Key policy insights:

  • Indigenous Peoples’ recognition and early participation in climate policy have a transformative potential.

  • Counterproductive patterns of policy implementation in Indigenous Peoples’ territories constrain climate policy coherence.

  • To promote the meaningful engagement of Indigenous Peoples in climate policy, states must address long-standing conflicts and underlying factors that produce contextual vulnerability to climate change, while strengthening the intercultural competencies that allow a respectful approach to Indigenous knowledge systems and protocols.

  • Officials must be open to transforming their own knowledge, practices, and values to put climate policy at the service of Indigenous communities.



中文翻译:

全球指南,地方解释:智利南部马普切地区气候政策实施的民族志

摘要

土著人民的气候脆弱性与他们在决策过程中的边缘化密切相关。

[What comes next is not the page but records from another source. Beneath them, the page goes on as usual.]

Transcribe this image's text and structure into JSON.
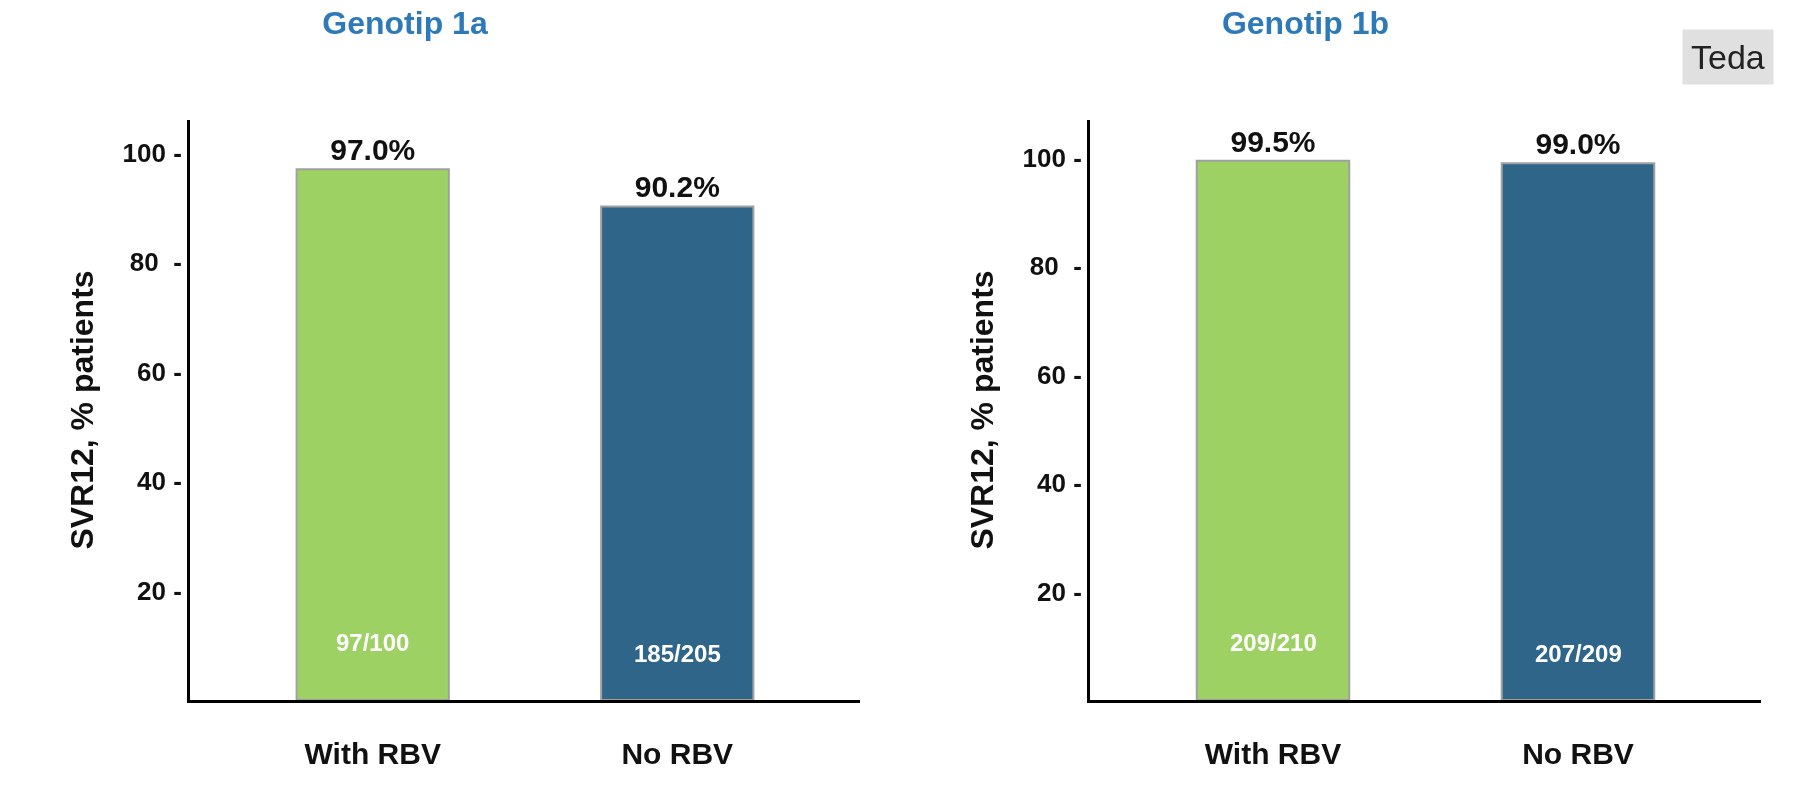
{
  "chart_data": [
    {
      "type": "bar",
      "title": "Genotip 1a",
      "ylabel": "SVR12, % patients",
      "categories": [
        "With RBV",
        "No RBV"
      ],
      "values": [
        97.0,
        90.2
      ],
      "colors": [
        "#9dd163",
        "#2e6589"
      ],
      "value_labels": [
        "97.0%",
        "90.2%"
      ],
      "ylim": [
        0,
        106
      ],
      "yticks": [
        {
          "value": 20,
          "label": "20 -"
        },
        {
          "value": 40,
          "label": "40 -"
        },
        {
          "value": 60,
          "label": "60 -"
        },
        {
          "value": 80,
          "label": "80  -"
        },
        {
          "value": 100,
          "label": "100 -"
        }
      ],
      "grid": false,
      "legend": false,
      "annotations": [
        "97/100",
        "185/205"
      ]
    },
    {
      "type": "bar",
      "title": "Genotip 1b",
      "ylabel": "SVR12, % patients",
      "categories": [
        "With RBV",
        "No RBV"
      ],
      "values": [
        99.5,
        99.0
      ],
      "colors": [
        "#9dd163",
        "#2e6589"
      ],
      "value_labels": [
        "99.5%",
        "99.0%"
      ],
      "ylim": [
        0,
        107
      ],
      "yticks": [
        {
          "value": 20,
          "label": "20 -"
        },
        {
          "value": 40,
          "label": "40 -"
        },
        {
          "value": 60,
          "label": "60 -"
        },
        {
          "value": 80,
          "label": "80  -"
        },
        {
          "value": 100,
          "label": "100 -"
        }
      ],
      "grid": false,
      "legend": false,
      "annotations": [
        "209/210",
        "207/209",
        "Teda"
      ]
    }
  ]
}
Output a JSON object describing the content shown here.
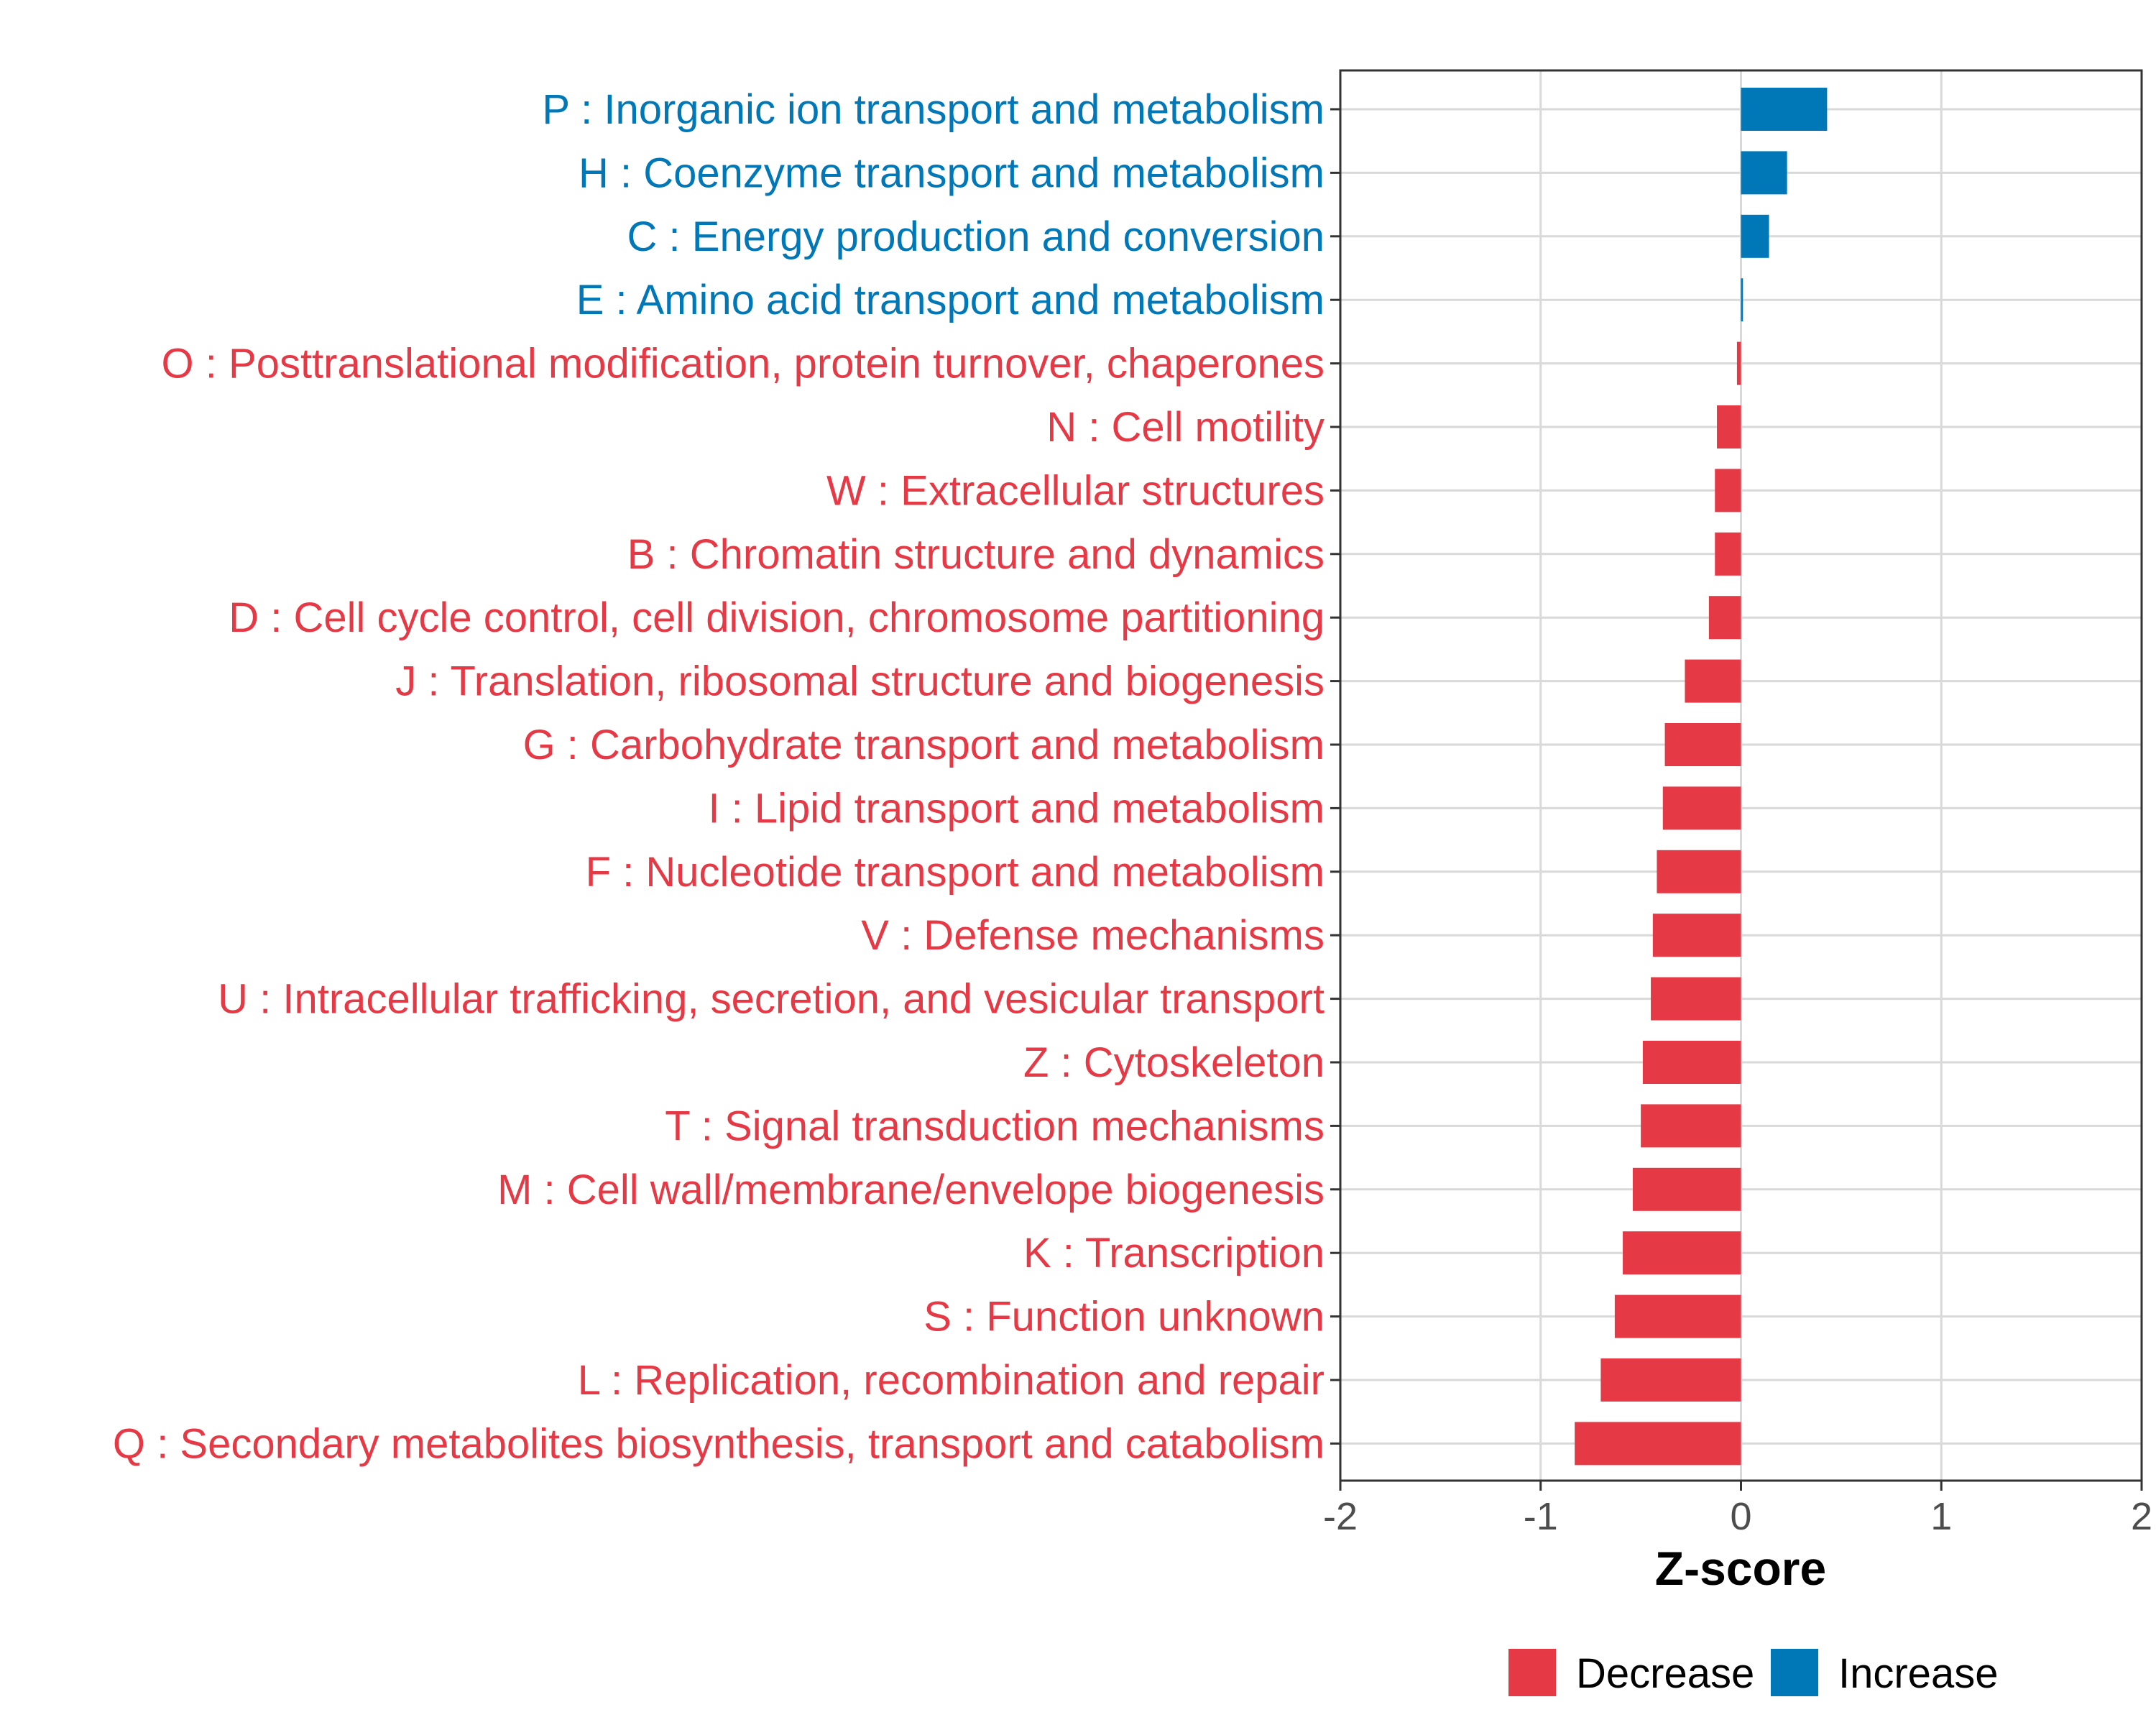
{
  "chart_data": {
    "type": "bar",
    "orientation": "horizontal",
    "xlabel": "Z-score",
    "xlim": [
      -2,
      2
    ],
    "xticks": [
      -2,
      -1,
      0,
      1,
      2
    ],
    "xtick_labels": [
      "-2",
      "-1",
      "0",
      "1",
      "2"
    ],
    "grid": true,
    "categories": [
      "P : Inorganic ion transport and metabolism",
      "H : Coenzyme transport and metabolism",
      "C : Energy production and conversion",
      "E : Amino acid transport and metabolism",
      "O : Posttranslational modification, protein turnover, chaperones",
      "N : Cell motility",
      "W : Extracellular structures",
      "B : Chromatin structure and dynamics",
      "D : Cell cycle control, cell division, chromosome partitioning",
      "J : Translation, ribosomal structure and biogenesis",
      "G : Carbohydrate transport and metabolism",
      "I : Lipid transport and metabolism",
      "F : Nucleotide transport and metabolism",
      "V : Defense mechanisms",
      "U : Intracellular trafficking, secretion, and vesicular transport",
      "Z : Cytoskeleton",
      "T : Signal transduction mechanisms",
      "M : Cell wall/membrane/envelope biogenesis",
      "K : Transcription",
      "S : Function unknown",
      "L : Replication, recombination and repair",
      "Q : Secondary metabolites biosynthesis, transport and catabolism"
    ],
    "values": [
      0.43,
      0.23,
      0.14,
      0.01,
      -0.02,
      -0.12,
      -0.13,
      -0.13,
      -0.16,
      -0.28,
      -0.38,
      -0.39,
      -0.42,
      -0.44,
      -0.45,
      -0.49,
      -0.5,
      -0.54,
      -0.59,
      -0.63,
      -0.7,
      -0.83
    ],
    "groups": [
      "Increase",
      "Increase",
      "Increase",
      "Increase",
      "Decrease",
      "Decrease",
      "Decrease",
      "Decrease",
      "Decrease",
      "Decrease",
      "Decrease",
      "Decrease",
      "Decrease",
      "Decrease",
      "Decrease",
      "Decrease",
      "Decrease",
      "Decrease",
      "Decrease",
      "Decrease",
      "Decrease",
      "Decrease"
    ],
    "legend": {
      "position": "bottom",
      "items": [
        {
          "name": "Decrease",
          "color": "#E63946"
        },
        {
          "name": "Increase",
          "color": "#0077B6"
        }
      ]
    },
    "colors": {
      "Decrease": "#E63946",
      "Increase": "#0077B6"
    }
  }
}
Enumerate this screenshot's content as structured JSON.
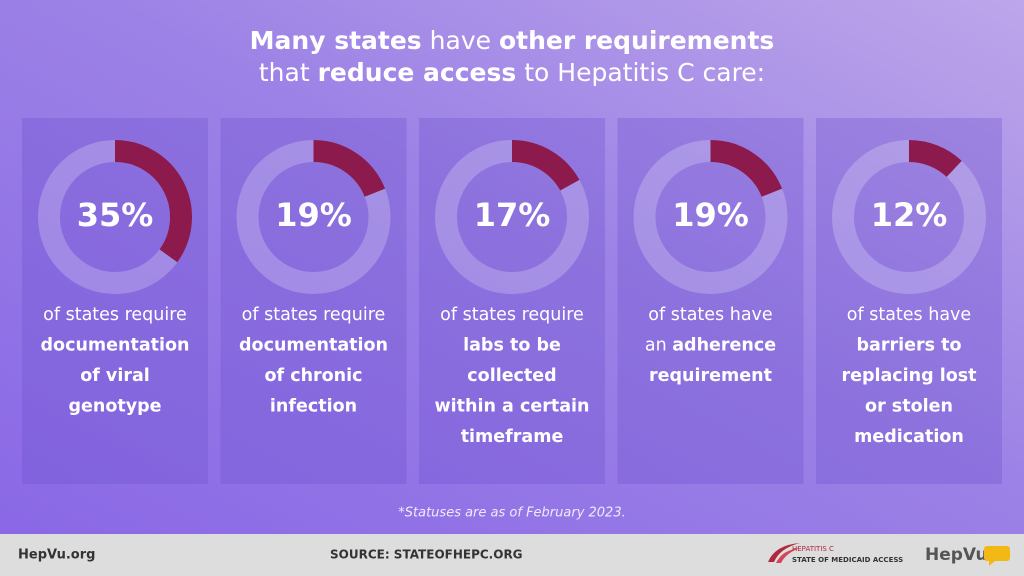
{
  "title": {
    "lines": [
      [
        {
          "text": "Many states",
          "bold": true
        },
        {
          "text": " have ",
          "bold": false
        },
        {
          "text": "other requirements",
          "bold": true
        }
      ],
      [
        {
          "text": "that ",
          "bold": false
        },
        {
          "text": "reduce access",
          "bold": true
        },
        {
          "text": " to Hepatitis C care:",
          "bold": false
        }
      ]
    ]
  },
  "cards": [
    {
      "value": 35,
      "value_label": "35%",
      "lines": [
        [
          {
            "text": "of states require",
            "bold": false
          }
        ],
        [
          {
            "text": "documentation",
            "bold": true
          }
        ],
        [
          {
            "text": "of viral",
            "bold": true
          }
        ],
        [
          {
            "text": "genotype",
            "bold": true
          }
        ]
      ]
    },
    {
      "value": 19,
      "value_label": "19%",
      "lines": [
        [
          {
            "text": "of states require",
            "bold": false
          }
        ],
        [
          {
            "text": "documentation",
            "bold": true
          }
        ],
        [
          {
            "text": "of chronic",
            "bold": true
          }
        ],
        [
          {
            "text": "infection",
            "bold": true
          }
        ]
      ]
    },
    {
      "value": 17,
      "value_label": "17%",
      "lines": [
        [
          {
            "text": "of states require",
            "bold": false
          }
        ],
        [
          {
            "text": "labs to be",
            "bold": true
          }
        ],
        [
          {
            "text": "collected",
            "bold": true
          }
        ],
        [
          {
            "text": "within a certain",
            "bold": true
          }
        ],
        [
          {
            "text": "timeframe",
            "bold": true
          }
        ]
      ]
    },
    {
      "value": 19,
      "value_label": "19%",
      "lines": [
        [
          {
            "text": "of states have",
            "bold": false
          }
        ],
        [
          {
            "text": "an ",
            "bold": false
          },
          {
            "text": "adherence",
            "bold": true
          }
        ],
        [
          {
            "text": "requirement",
            "bold": true
          }
        ]
      ]
    },
    {
      "value": 12,
      "value_label": "12%",
      "lines": [
        [
          {
            "text": "of states have",
            "bold": false
          }
        ],
        [
          {
            "text": "barriers to",
            "bold": true
          }
        ],
        [
          {
            "text": "replacing lost",
            "bold": true
          }
        ],
        [
          {
            "text": "or stolen",
            "bold": true
          }
        ],
        [
          {
            "text": "medication",
            "bold": true
          }
        ]
      ]
    }
  ],
  "footnote": "*Statuses are as of February 2023.",
  "footer": {
    "site": "HepVu.org",
    "source": "SOURCE: STATEOFHEPC.ORG",
    "logo_top": "HEPATITIS C",
    "logo_bottom": "STATE OF MEDICAID ACCESS",
    "brand": "HepVu"
  }
}
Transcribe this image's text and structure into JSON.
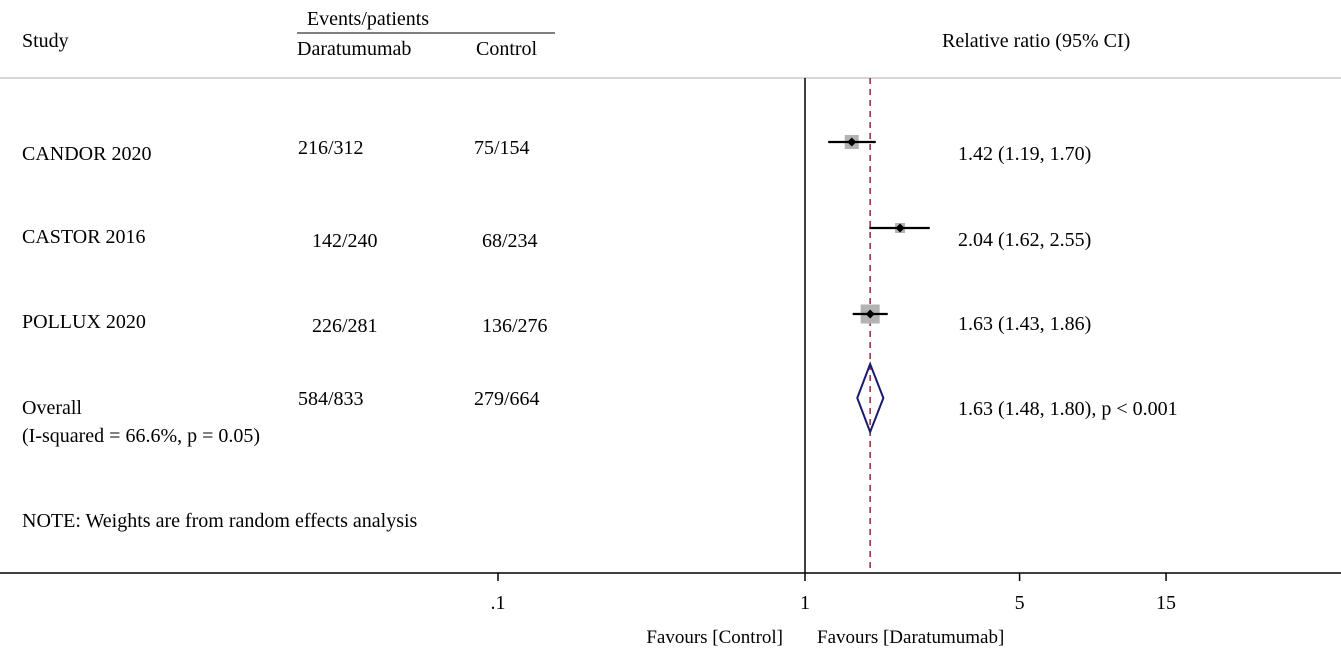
{
  "header": {
    "study_label": "Study",
    "events_label": "Events/patients",
    "treatment_label": "Daratumumab",
    "control_label": "Control",
    "effect_label": "Relative ratio (95% CI)"
  },
  "chart_data": {
    "type": "forest",
    "x_scale": "log",
    "x_ticks": [
      {
        "value": 0.1,
        "label": ".1"
      },
      {
        "value": 1,
        "label": "1"
      },
      {
        "value": 5,
        "label": "5"
      },
      {
        "value": 15,
        "label": "15"
      }
    ],
    "xlim": [
      0.0133,
      100
    ],
    "reference_line": 1,
    "overall_line": 1.63,
    "studies": [
      {
        "name": "CANDOR 2020",
        "treatment_events": "216/312",
        "control_events": "75/154",
        "estimate": 1.42,
        "ci_low": 1.19,
        "ci_high": 1.7,
        "label": "1.42 (1.19, 1.70)"
      },
      {
        "name": "CASTOR 2016",
        "treatment_events": "142/240",
        "control_events": "68/234",
        "estimate": 2.04,
        "ci_low": 1.62,
        "ci_high": 2.55,
        "label": "2.04 (1.62, 2.55)"
      },
      {
        "name": "POLLUX 2020",
        "treatment_events": "226/281",
        "control_events": "136/276",
        "estimate": 1.63,
        "ci_low": 1.43,
        "ci_high": 1.86,
        "label": "1.63 (1.43, 1.86)"
      }
    ],
    "overall": {
      "name": "Overall",
      "heterogeneity": "(I-squared = 66.6%, p = 0.05)",
      "treatment_events": "584/833",
      "control_events": "279/664",
      "estimate": 1.63,
      "ci_low": 1.48,
      "ci_high": 1.8,
      "label": "1.63 (1.48, 1.80)",
      "p_value": ", p < 0.001"
    },
    "note": "NOTE: Weights are from random effects analysis",
    "favours_left": "Favours [Control]",
    "favours_right": "Favours [Daratumumab]",
    "colors": {
      "overall_line": "#8b2a3a",
      "diamond": "#1a1a6e",
      "weight_box": "#b3b3b3",
      "header_rule": "#c8c8c8"
    }
  }
}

尽管在国际层面越来越多地促进土著人民参与气候政策,但他们在国家层面的有意义参与仍然存在多重障碍。通过国家民族志,本文分析了国家的政治取向及其对不同利益相关者的解释如何影响 Mapuche-Pehuenche 社区参与在安第斯山脉南部的智利 Lonquimay 实施的两个缓解项目。本研究基于对土著人民国家政策的审查、参与者对缓解项目实施的观察、通过与主要利益相关者的 26 次半结构化访谈收集定性数据。该研究使用民族志方法来了解国家在面对气候变化和土著人民的脆弱性时是如何构建的。国家项目塑造了马普切人与其领土、国家以及他们之间的关系,反映在政策实施模式和现有的经济发展模式中。所有这些关系都会影响官员和马普切人如何解释和实施气候政策。本文表明,如果忽视这些关系,气候政策可能会在一定程度上降低效力,因为它加剧了对土著人民的排斥。虽然土著人民的参与带来了重大的跨文化挑战,

关键政策见解:

  • 土著人民对气候政策的认可和早期参与具有变革潜力。

  • 土著人民领土上政策实施的适得其反的模式限制了气候政策的一致性。

  • 为了促进土著人民有意义地参与气候政策,各国必须解决长期存在的冲突和导致气候变化的背景脆弱性的潜在因素,同时加强跨文化能力,以尊重土著知识体系和协议。

  • 官员们必须乐于改变自己的知识、做法和价值观,让气候政策为土著社区服务。